George Vestey, CEO of Vestey Holdings and EAB Chair at HMP Hollesley Bay said:

Getting out of prison may sound like a reason to celebrate but for many freedom can appear a daunting prospect. From my time spent supporting people to get back on their feet, I have learned that sustainable employment is the hardest challenge. At Vestey Holdings we are determined to do what we can to help and through the EAB at HMP Hollesley Bay we see great opportunities to link employers with the wide array of talent within the prison.

Paul Gerrard, Campaigns and Public Affairs Director at Co-op and EAB Chair at HMP Risley said:

It’s hugely important that those who have made mistakes and been to prison are given a second chance. Having a job and a steady income is often what it takes for people to stay on a law-abiding path.

Jon Murphy, CEO of Murphy Group and EAB Chair at HMP Berwyn said:

There are so many benefits to hiring prison leavers. Most of all it provides employers with a talent pool to tap into so we can continue to grow our workforce. Employment Advisory Boards are reinforcing the importance of skills and meaningful work of prisoners – helping transform the lives of prison leavers and allowing us to hire dedicated and hardworking staff.

Pavan Dhaliwal, Chief Executive of Revolving Doors said,

We warmly welcome the full roll-out of Employment Advisory Boards to support people leaving prison access work. The benefits of employment after prison are vast, particularly for those trapped in the revolving door of crisis and crime, where low-level repeat contact with the criminal justice system is driven by factors such as poor mental health and poverty. We hope that this initiative helps people access the myriad benefits of work, not least a reduction in poverty and the risk of reoffending.

We are also optimistic that the inclusion of leading business experts in this initiative will serve to break down the stigma of having a criminal conviction when trying to access employment.

David, a Revolving Doors lived experience member who has experienced repeat contact with the criminal justice system, said:

Having employment opportunities for people leaving prison not only reduces reoffending, and therefore cuts crime, but for the person leaving prison it provides independence, more money in their pocket and better self-esteem. Most importantly, it provides a sense of purpose.

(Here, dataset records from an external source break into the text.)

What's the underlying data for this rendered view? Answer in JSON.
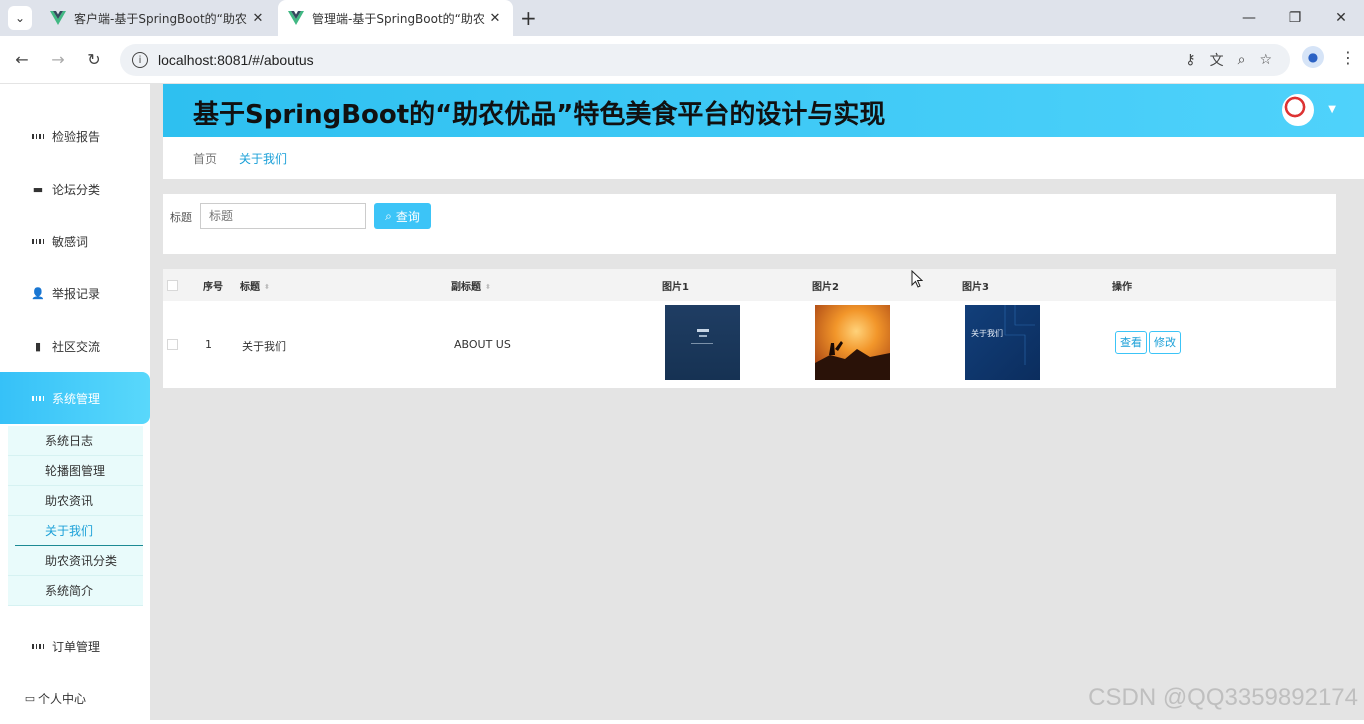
{
  "browser": {
    "tabs": [
      {
        "title": "客户端-基于SpringBoot的“助农",
        "active": false
      },
      {
        "title": "管理端-基于SpringBoot的“助农",
        "active": true
      }
    ],
    "url": "localhost:8081/#/aboutus"
  },
  "header": {
    "title": "基于SpringBoot的“助农优品”特色美食平台的设计与实现"
  },
  "breadcrumb": {
    "home": "首页",
    "current": "关于我们"
  },
  "sidebar": {
    "items": [
      {
        "label": "检验报告",
        "icon": "grid-icon"
      },
      {
        "label": "论坛分类",
        "icon": "briefcase-icon"
      },
      {
        "label": "敏感词",
        "icon": "grid-icon"
      },
      {
        "label": "举报记录",
        "icon": "user-icon"
      },
      {
        "label": "社区交流",
        "icon": "clipboard-icon"
      },
      {
        "label": "系统管理",
        "icon": "grid-icon",
        "active": true
      },
      {
        "label": "订单管理",
        "icon": "grid-icon"
      },
      {
        "label": "个人中心",
        "icon": "window-icon"
      }
    ],
    "submenu": [
      {
        "label": "系统日志"
      },
      {
        "label": "轮播图管理"
      },
      {
        "label": "助农资讯"
      },
      {
        "label": "关于我们",
        "active": true
      },
      {
        "label": "助农资讯分类"
      },
      {
        "label": "系统简介"
      }
    ]
  },
  "search": {
    "label": "标题",
    "placeholder": "标题",
    "button": "查询"
  },
  "table": {
    "headers": {
      "index": "序号",
      "title": "标题",
      "subtitle": "副标题",
      "img1": "图片1",
      "img2": "图片2",
      "img3": "图片3",
      "actions": "操作"
    },
    "rows": [
      {
        "index": "1",
        "title": "关于我们",
        "subtitle": "ABOUT US",
        "view": "查看",
        "edit": "修改",
        "img3_text": "关于我们"
      }
    ]
  },
  "watermark": "CSDN @QQ3359892174",
  "colors": {
    "accent": "#3cc4f7",
    "header_gradient_start": "#2ec0f0",
    "header_gradient_end": "#4fd2fb",
    "link": "#1ba0d8"
  }
}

The employment support and education opportunities I benefitted from before leaving prison made a big difference for me – this is what got me to where I am now. Employment support is one important part of the solution.

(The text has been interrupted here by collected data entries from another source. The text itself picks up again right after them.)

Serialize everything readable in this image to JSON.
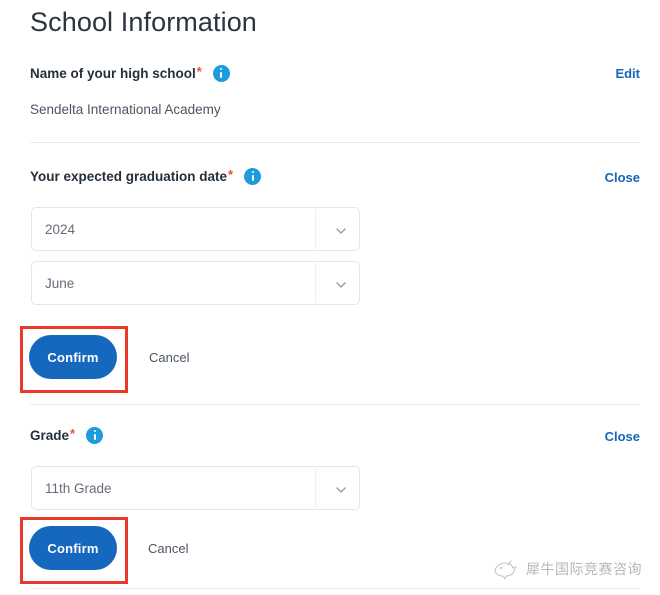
{
  "page": {
    "title": "School Information"
  },
  "sections": {
    "school_name": {
      "label": "Name of your high school",
      "required_marker": "*",
      "info_icon": "info-circle-icon",
      "action_label": "Edit",
      "value": "Sendelta International Academy"
    },
    "graduation_date": {
      "label": "Your expected graduation date",
      "required_marker": "*",
      "info_icon": "info-circle-icon",
      "action_label": "Close",
      "year_value": "2024",
      "month_value": "June",
      "chevron_icon": "chevron-down-icon",
      "confirm_label": "Confirm",
      "cancel_label": "Cancel"
    },
    "grade": {
      "label": "Grade",
      "required_marker": "*",
      "info_icon": "info-circle-icon",
      "action_label": "Close",
      "grade_value": "11th Grade",
      "chevron_icon": "chevron-down-icon",
      "confirm_label": "Confirm",
      "cancel_label": "Cancel"
    }
  },
  "watermark": {
    "logo_icon": "rhino-logo-icon",
    "text": "犀牛国际竞赛咨询"
  },
  "colors": {
    "primary_blue": "#1668bf",
    "link_blue": "#1765b5",
    "info_blue": "#1e9bdd",
    "required_red": "#e8503a",
    "annotation_red": "#e8392b",
    "divider_gray": "#e9ebee",
    "text_dark": "#25303b",
    "text_muted": "#656d78"
  }
}
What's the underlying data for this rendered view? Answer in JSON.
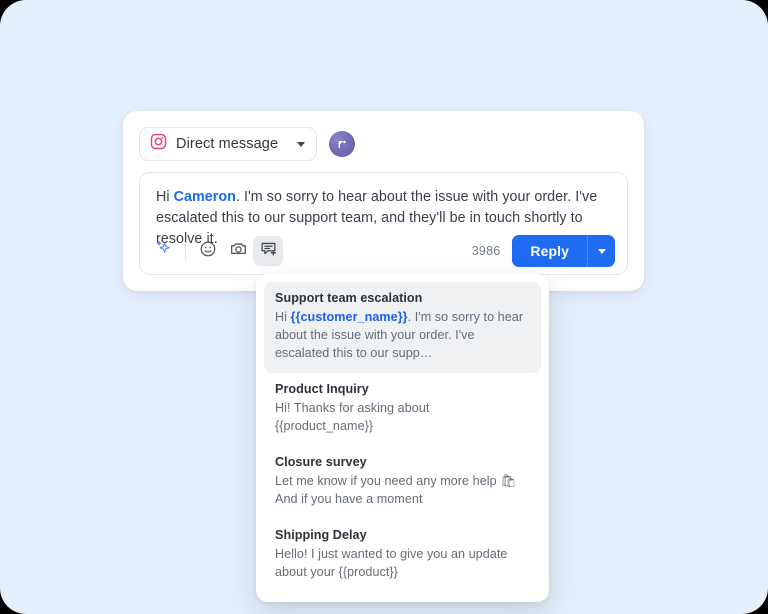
{
  "theme": {
    "page_background": "#e4effc",
    "card_background": "#ffffff",
    "accent_blue": "#1f6bf2",
    "mention_blue": "#1a6bf5",
    "selected_row": "#f0f1f3"
  },
  "composer": {
    "channel_select": {
      "icon": "instagram-icon",
      "label": "Direct message",
      "chevron": "chevron-down-icon"
    },
    "avatar": {
      "name": "user-avatar",
      "glyph": "r"
    },
    "message": {
      "greeting": "Hi ",
      "mention": "Cameron",
      "body": ". I'm so sorry to hear about the issue with your order. I've escalated this to our support team, and they'll be in touch shortly to resolve it."
    },
    "toolbar": {
      "ai_icon": "sparkle-ai-icon",
      "emoji_icon": "emoji-smiley-icon",
      "image_icon": "camera-icon",
      "snippet_icon": "message-add-icon",
      "char_count": "3986",
      "reply_label": "Reply",
      "reply_caret": "chevron-down-icon"
    }
  },
  "snippets": {
    "items": [
      {
        "title": "Support team escalation",
        "prefix": "Hi ",
        "variable": "{{customer_name}}",
        "suffix": ". I'm so sorry to hear about the issue with your order. I've escalated this to our supp…",
        "selected": true
      },
      {
        "title": "Product Inquiry",
        "prefix": "Hi! Thanks for asking about {{product_name}}",
        "variable": "",
        "suffix": "",
        "selected": false
      },
      {
        "title": "Closure survey",
        "prefix": "Let me know if you need any more help 🛍 And if you have a moment",
        "variable": "",
        "suffix": "",
        "selected": false
      },
      {
        "title": "Shipping Delay",
        "prefix": "Hello! I just wanted to give you an update about your {{product}}",
        "variable": "",
        "suffix": "",
        "selected": false
      }
    ]
  }
}
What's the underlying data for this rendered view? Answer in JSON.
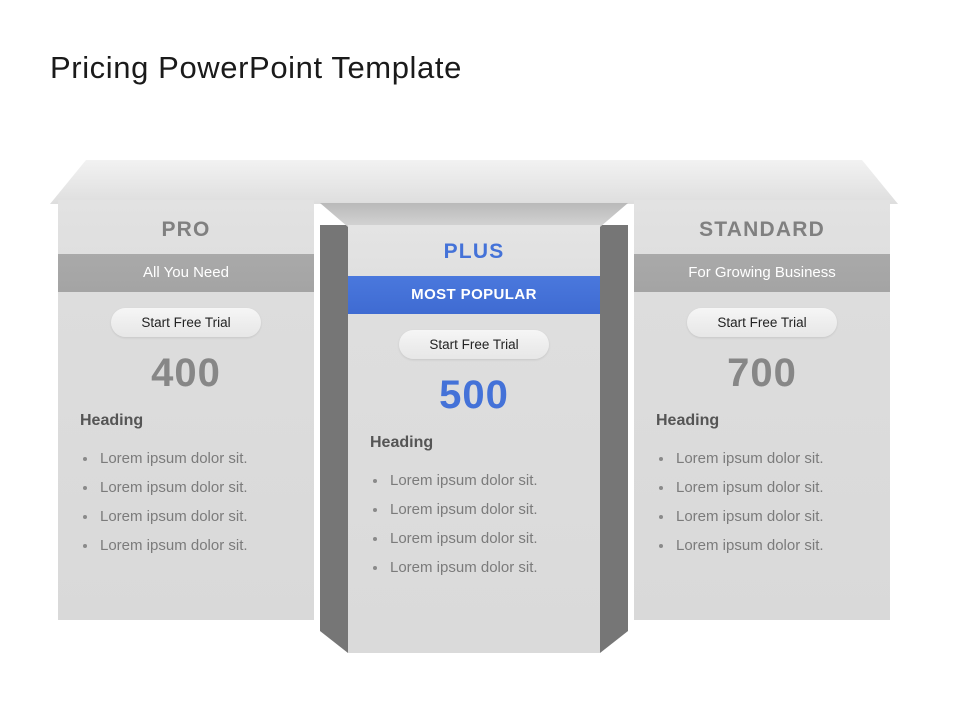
{
  "slide": {
    "title": "Pricing PowerPoint Template",
    "background_color": "#ffffff"
  },
  "theme": {
    "accent_blue": "#4472d8",
    "band_grey": "#a6a6a6",
    "column_face": "#dcdcdc",
    "side_face_dark": "#767676",
    "title_color": "#1a1a1a",
    "tier_name_grey": "#808080",
    "price_grey": "#878787",
    "feature_text": "#7b7b7b"
  },
  "plans": {
    "pro": {
      "tier_name": "PRO",
      "tagline": "All You Need",
      "cta_label": "Start Free Trial",
      "price": "400",
      "features_heading": "Heading",
      "features": [
        "Lorem ipsum dolor sit.",
        "Lorem ipsum dolor sit.",
        "Lorem ipsum dolor sit.",
        "Lorem ipsum dolor sit."
      ]
    },
    "plus": {
      "tier_name": "PLUS",
      "badge_label": "MOST POPULAR",
      "cta_label": "Start Free Trial",
      "price": "500",
      "features_heading": "Heading",
      "features": [
        "Lorem ipsum dolor sit.",
        "Lorem ipsum dolor sit.",
        "Lorem ipsum dolor sit.",
        "Lorem ipsum dolor sit."
      ]
    },
    "standard": {
      "tier_name": "STANDARD",
      "tagline": "For Growing Business",
      "cta_label": "Start Free Trial",
      "price": "700",
      "features_heading": "Heading",
      "features": [
        "Lorem ipsum dolor sit.",
        "Lorem ipsum dolor sit.",
        "Lorem ipsum dolor sit.",
        "Lorem ipsum dolor sit."
      ]
    }
  }
}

Nadia, a former member of Revolving Doors who is now in full-time employment, said:

It’s very empowering for those who are in prison to get support to access employment opportunities. It sends the message that just because you’ve got a criminal conviction, doesn’t mean you’ll never be employed. There are still difficulties and adjustments to make when you are in work, but this is a positive step in the right direction. I hope that with the right support in place, this initiative will help others grow professionally like I have.